Monitor quality.php endpoints for GET requests containing suspicious SQL syntax patterns such as single quotes, SQL keywords (UNION, SELECT, OR, AND, COMMENT sequences like -- or /*), and URL-encoded variants (%27, %2D%2D). Implement query logging on the backend database to capture and alert on unusual SQL patterns. Review web application firewall (WAF) logs for SQL injection signature matches. Search historical logs for requests to quality.php with special characters or SQL keywords to identify potential past exploitation.

Why prioritize this

This vulnerability scores 8.2 (HIGH) due to the combination of complete lack of authentication requirements, network accessibility, high confidentiality impact from database information disclosure, and low attack complexity. The CWE-89 SQL injection classification reflects a well-understood, easily exploitable flaw. Immediate patching or mitigation is essential to prevent data compromise.

Risk score, explained

CVSS 3.1 score of 8.2 reflects: Attack Vector (Network) — remotely exploitable; Attack Complexity (Low) — no special conditions needed; Privileges Required (None) — unauthenticated access; User Interaction (None) — no victim action required; Confidentiality (High) — sensitive database data is exposed; Integrity (Low) — potential for limited data modification; Availability (None) — no denial-of-service component. This HIGH severity rating justifies emergency response prioritization.

Frequently asked questions

Can this vulnerability be exploited without network access to AiOPMSD?

No. The vulnerability requires network connectivity to the quality.php endpoint. However, if AiOPMSD Final 1.0.0 is internet-facing or accessible from untrusted networks, the barrier to exploitation is effectively zero—no credentials or special access is needed.

What data can an attacker extract using this SQL injection?

The vulnerability allows extraction of any data accessible to the database user account running AiOPMSD, including usernames, database names, version details, and potentially other sensitive records depending on the database schema and permissions.

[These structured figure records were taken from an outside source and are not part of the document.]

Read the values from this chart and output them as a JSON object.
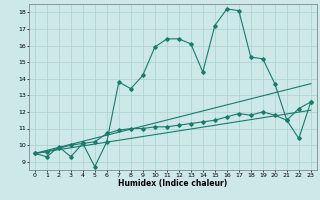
{
  "title": "",
  "xlabel": "Humidex (Indice chaleur)",
  "bg_color": "#cce8e8",
  "line_color": "#1a7a6e",
  "grid_color": "#aad0d0",
  "xlim": [
    -0.5,
    23.5
  ],
  "ylim": [
    8.5,
    18.5
  ],
  "xticks": [
    0,
    1,
    2,
    3,
    4,
    5,
    6,
    7,
    8,
    9,
    10,
    11,
    12,
    13,
    14,
    15,
    16,
    17,
    18,
    19,
    20,
    21,
    22,
    23
  ],
  "yticks": [
    9,
    10,
    11,
    12,
    13,
    14,
    15,
    16,
    17,
    18
  ],
  "line1_x": [
    0,
    1,
    2,
    3,
    4,
    5,
    6,
    7,
    8,
    9,
    10,
    11,
    12,
    13,
    14,
    15,
    16,
    17,
    18,
    19,
    20,
    21,
    22,
    23
  ],
  "line1_y": [
    9.5,
    9.3,
    9.9,
    9.3,
    10.1,
    8.7,
    10.2,
    13.8,
    13.4,
    14.2,
    15.9,
    16.4,
    16.4,
    16.1,
    14.4,
    17.2,
    18.2,
    18.1,
    15.3,
    15.2,
    13.7,
    11.5,
    10.4,
    12.6
  ],
  "line2_x": [
    0,
    1,
    2,
    3,
    4,
    5,
    6,
    7,
    8,
    9,
    10,
    11,
    12,
    13,
    14,
    15,
    16,
    17,
    18,
    19,
    20,
    21,
    22,
    23
  ],
  "line2_y": [
    9.5,
    9.6,
    9.8,
    10.0,
    10.1,
    10.2,
    10.7,
    10.9,
    11.0,
    11.0,
    11.1,
    11.1,
    11.2,
    11.3,
    11.4,
    11.5,
    11.7,
    11.9,
    11.8,
    12.0,
    11.8,
    11.5,
    12.2,
    12.6
  ],
  "line3_x": [
    0,
    23
  ],
  "line3_y": [
    9.5,
    13.7
  ],
  "line4_x": [
    0,
    23
  ],
  "line4_y": [
    9.5,
    12.1
  ]
}
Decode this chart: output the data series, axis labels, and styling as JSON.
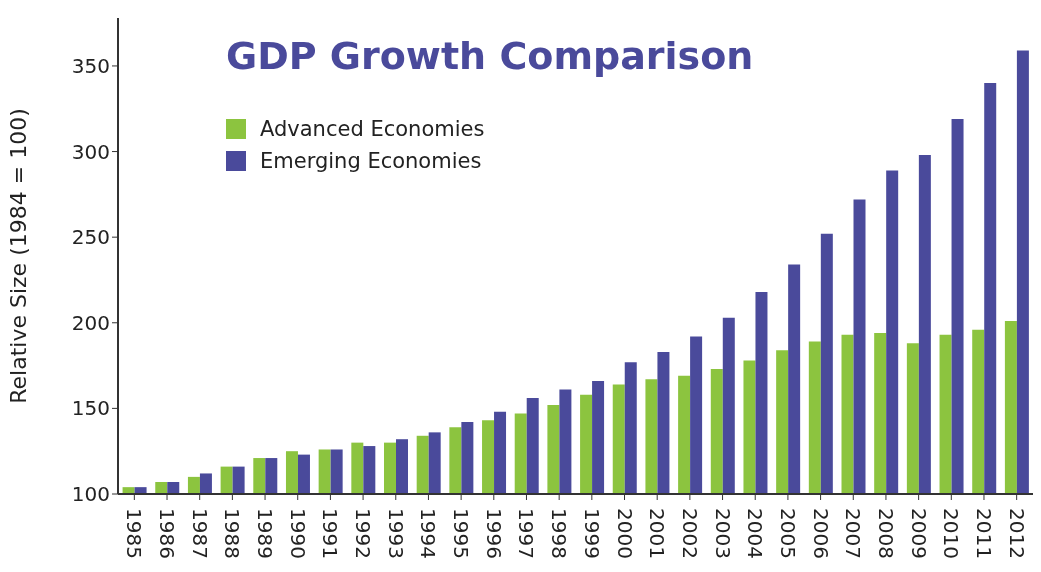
{
  "chart_data": {
    "type": "bar",
    "title": "GDP Growth Comparison",
    "ylabel": "Relative Size (1984 = 100)",
    "categories": [
      "1985",
      "1986",
      "1987",
      "1988",
      "1989",
      "1990",
      "1991",
      "1992",
      "1993",
      "1994",
      "1995",
      "1996",
      "1997",
      "1998",
      "1999",
      "2000",
      "2001",
      "2002",
      "2003",
      "2004",
      "2005",
      "2006",
      "2007",
      "2008",
      "2009",
      "2010",
      "2011",
      "2012"
    ],
    "series": [
      {
        "name": "Advanced Economies",
        "color": "#8cc43f",
        "values": [
          104,
          107,
          110,
          116,
          121,
          125,
          126,
          130,
          130,
          134,
          139,
          143,
          147,
          152,
          158,
          164,
          167,
          169,
          173,
          178,
          184,
          189,
          193,
          194,
          188,
          193,
          196,
          201
        ]
      },
      {
        "name": "Emerging Economies",
        "color": "#4a4a9b",
        "values": [
          104,
          107,
          112,
          116,
          121,
          123,
          126,
          128,
          132,
          136,
          142,
          148,
          156,
          161,
          166,
          177,
          183,
          192,
          203,
          218,
          234,
          252,
          272,
          289,
          298,
          319,
          340,
          359
        ]
      }
    ],
    "ylim": [
      100,
      378
    ],
    "yticks": [
      100,
      150,
      200,
      250,
      300,
      350
    ],
    "grid": false,
    "legend": "top left"
  }
}
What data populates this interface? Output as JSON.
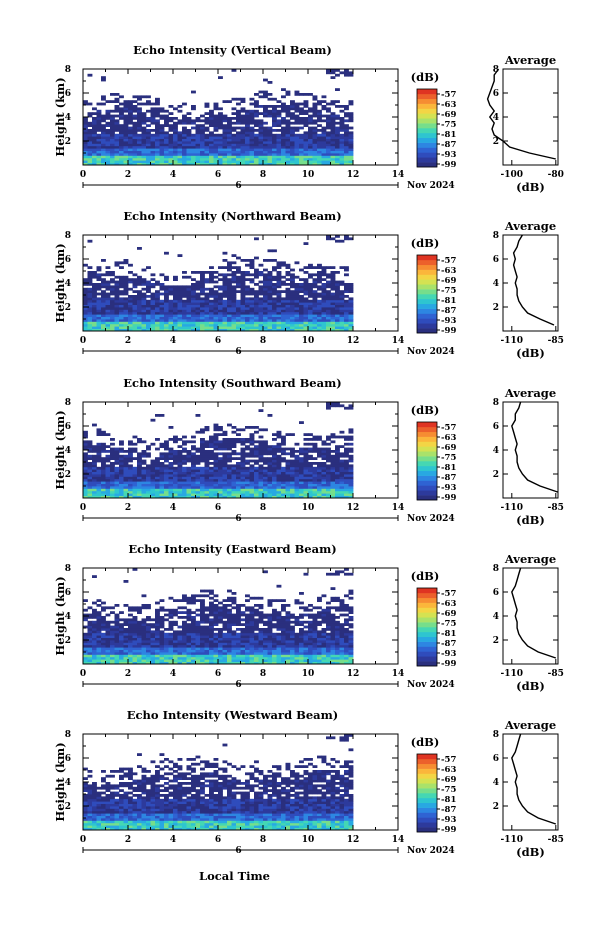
{
  "figure": {
    "xlabel": "Local Time"
  },
  "chart_data": [
    {
      "type": "heatmap",
      "title": "Echo Intensity (Vertical Beam)",
      "ylabel": "Height (km)",
      "xlabel": "Local Time",
      "x_ticks": [
        "0",
        "2",
        "4",
        "6",
        "8",
        "10",
        "12",
        "14"
      ],
      "y_ticks": [
        "2",
        "4",
        "6",
        "8"
      ],
      "xlim": [
        0,
        14
      ],
      "ylim": [
        0,
        8
      ],
      "date_marker": "6",
      "date_label": "Nov 2024",
      "colorbar": {
        "label": "(dB)",
        "ticks": [
          "-57",
          "-63",
          "-69",
          "-75",
          "-81",
          "-87",
          "-93",
          "-99"
        ]
      },
      "profile": {
        "title": "Average",
        "xlabel": "(dB)",
        "x_ticks": [
          "-100",
          "-80"
        ],
        "y_ticks": [
          "2",
          "4",
          "6",
          "8"
        ],
        "heights": [
          0.5,
          1,
          1.5,
          2,
          2.5,
          3,
          3.5,
          4,
          4.5,
          5,
          5.5,
          6,
          6.5,
          7,
          7.5,
          8
        ],
        "values": [
          -80,
          -92,
          -101,
          -104,
          -108,
          -109,
          -108,
          -110,
          -108,
          -110,
          -111,
          -110,
          -109,
          -108,
          -108,
          -106
        ]
      }
    },
    {
      "type": "heatmap",
      "title": "Echo Intensity (Northward Beam)",
      "ylabel": "Height (km)",
      "xlabel": "Local Time",
      "x_ticks": [
        "0",
        "2",
        "4",
        "6",
        "8",
        "10",
        "12",
        "14"
      ],
      "y_ticks": [
        "2",
        "4",
        "6",
        "8"
      ],
      "xlim": [
        0,
        14
      ],
      "ylim": [
        0,
        8
      ],
      "date_marker": "6",
      "date_label": "Nov 2024",
      "colorbar": {
        "label": "(dB)",
        "ticks": [
          "-57",
          "-63",
          "-69",
          "-75",
          "-81",
          "-87",
          "-93",
          "-99"
        ]
      },
      "profile": {
        "title": "Average",
        "xlabel": "(dB)",
        "x_ticks": [
          "-110",
          "-85"
        ],
        "y_ticks": [
          "2",
          "4",
          "6",
          "8"
        ],
        "heights": [
          0.5,
          1,
          1.5,
          2,
          2.5,
          3,
          3.5,
          4,
          4.5,
          5,
          5.5,
          6,
          6.5,
          7,
          7.5,
          8
        ],
        "values": [
          -86,
          -94,
          -101,
          -104,
          -106,
          -107,
          -107,
          -108,
          -107,
          -108,
          -109,
          -108,
          -109,
          -107,
          -106,
          -104
        ]
      }
    },
    {
      "type": "heatmap",
      "title": "Echo Intensity (Southward Beam)",
      "ylabel": "Height (km)",
      "xlabel": "Local Time",
      "x_ticks": [
        "0",
        "2",
        "4",
        "6",
        "8",
        "10",
        "12",
        "14"
      ],
      "y_ticks": [
        "2",
        "4",
        "6",
        "8"
      ],
      "xlim": [
        0,
        14
      ],
      "ylim": [
        0,
        8
      ],
      "date_marker": "6",
      "date_label": "Nov 2024",
      "colorbar": {
        "label": "(dB)",
        "ticks": [
          "-57",
          "-63",
          "-69",
          "-75",
          "-81",
          "-87",
          "-93",
          "-99"
        ]
      },
      "profile": {
        "title": "Average",
        "xlabel": "(dB)",
        "x_ticks": [
          "-110",
          "-85"
        ],
        "y_ticks": [
          "2",
          "4",
          "6",
          "8"
        ],
        "heights": [
          0.5,
          1,
          1.5,
          2,
          2.5,
          3,
          3.5,
          4,
          4.5,
          5,
          5.5,
          6,
          6.5,
          7,
          7.5,
          8
        ],
        "values": [
          -84,
          -94,
          -101,
          -104,
          -106,
          -107,
          -107,
          -108,
          -107,
          -108,
          -109,
          -110,
          -108,
          -108,
          -106,
          -105
        ]
      }
    },
    {
      "type": "heatmap",
      "title": "Echo Intensity (Eastward Beam)",
      "ylabel": "Height (km)",
      "xlabel": "Local Time",
      "x_ticks": [
        "0",
        "2",
        "4",
        "6",
        "8",
        "10",
        "12",
        "14"
      ],
      "y_ticks": [
        "2",
        "4",
        "6",
        "8"
      ],
      "xlim": [
        0,
        14
      ],
      "ylim": [
        0,
        8
      ],
      "date_marker": "6",
      "date_label": "Nov 2024",
      "colorbar": {
        "label": "(dB)",
        "ticks": [
          "-57",
          "-63",
          "-69",
          "-75",
          "-81",
          "-87",
          "-93",
          "-99"
        ]
      },
      "profile": {
        "title": "Average",
        "xlabel": "(dB)",
        "x_ticks": [
          "-110",
          "-85"
        ],
        "y_ticks": [
          "2",
          "4",
          "6",
          "8"
        ],
        "heights": [
          0.5,
          1,
          1.5,
          2,
          2.5,
          3,
          3.5,
          4,
          4.5,
          5,
          5.5,
          6,
          6.5,
          7,
          7.5,
          8
        ],
        "values": [
          -85,
          -95,
          -101,
          -104,
          -106,
          -107,
          -107,
          -108,
          -107,
          -108,
          -109,
          -110,
          -108,
          -107,
          -106,
          -105
        ]
      }
    },
    {
      "type": "heatmap",
      "title": "Echo Intensity (Westward Beam)",
      "ylabel": "Height (km)",
      "xlabel": "Local Time",
      "x_ticks": [
        "0",
        "2",
        "4",
        "6",
        "8",
        "10",
        "12",
        "14"
      ],
      "y_ticks": [
        "2",
        "4",
        "6",
        "8"
      ],
      "xlim": [
        0,
        14
      ],
      "ylim": [
        0,
        8
      ],
      "date_marker": "6",
      "date_label": "Nov 2024",
      "colorbar": {
        "label": "(dB)",
        "ticks": [
          "-57",
          "-63",
          "-69",
          "-75",
          "-81",
          "-87",
          "-93",
          "-99"
        ]
      },
      "profile": {
        "title": "Average",
        "xlabel": "(dB)",
        "x_ticks": [
          "-110",
          "-85"
        ],
        "y_ticks": [
          "2",
          "4",
          "6",
          "8"
        ],
        "heights": [
          0.5,
          1,
          1.5,
          2,
          2.5,
          3,
          3.5,
          4,
          4.5,
          5,
          5.5,
          6,
          6.5,
          7,
          7.5,
          8
        ],
        "values": [
          -85,
          -95,
          -101,
          -104,
          -106,
          -107,
          -107,
          -108,
          -107,
          -108,
          -109,
          -110,
          -108,
          -107,
          -106,
          -105
        ]
      }
    }
  ]
}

Full database enumeration is possible with standard SQL injection techniques.

Is there a workaround if we cannot immediately patch AiOPMSD?

Temporary workarounds include: restricting network access to quality.php via firewall rules, deploying a WAF with SQL injection filtering, implementing API rate limiting, and moving the application behind a VPN or bastion host. However, these are defensive measures only—patching remains the definitive solution.

How do we know if our AiOPMSD instance has been exploited?

Review web server access logs for unusual GET requests to quality.php with SQL-like syntax, database audit logs for unexpected queries, and file integrity monitoring for unauthorized changes. Conduct a comprehensive database access audit to identify any suspicious data extraction. Engage forensics if evidence of exploitation is found.

This analysis is provided for informational and defensive security purposes. SEC.co does not provide, facilitate, or endorse any offensive use, exploitation, or weaponization of this vulnerability. Organizations are responsible for validating patch compatibility, testing in non-production environments, and ensuring compliance with applicable laws and policies. Vendor advisories and official documentation should be consulted for authoritative guidance. Security professionals should exercise due diligence in all remediation activities. Source: NVD (public-domain), retrieved 2026-07-07. Analysis generated by SEC.co (claude-haiku-4-5).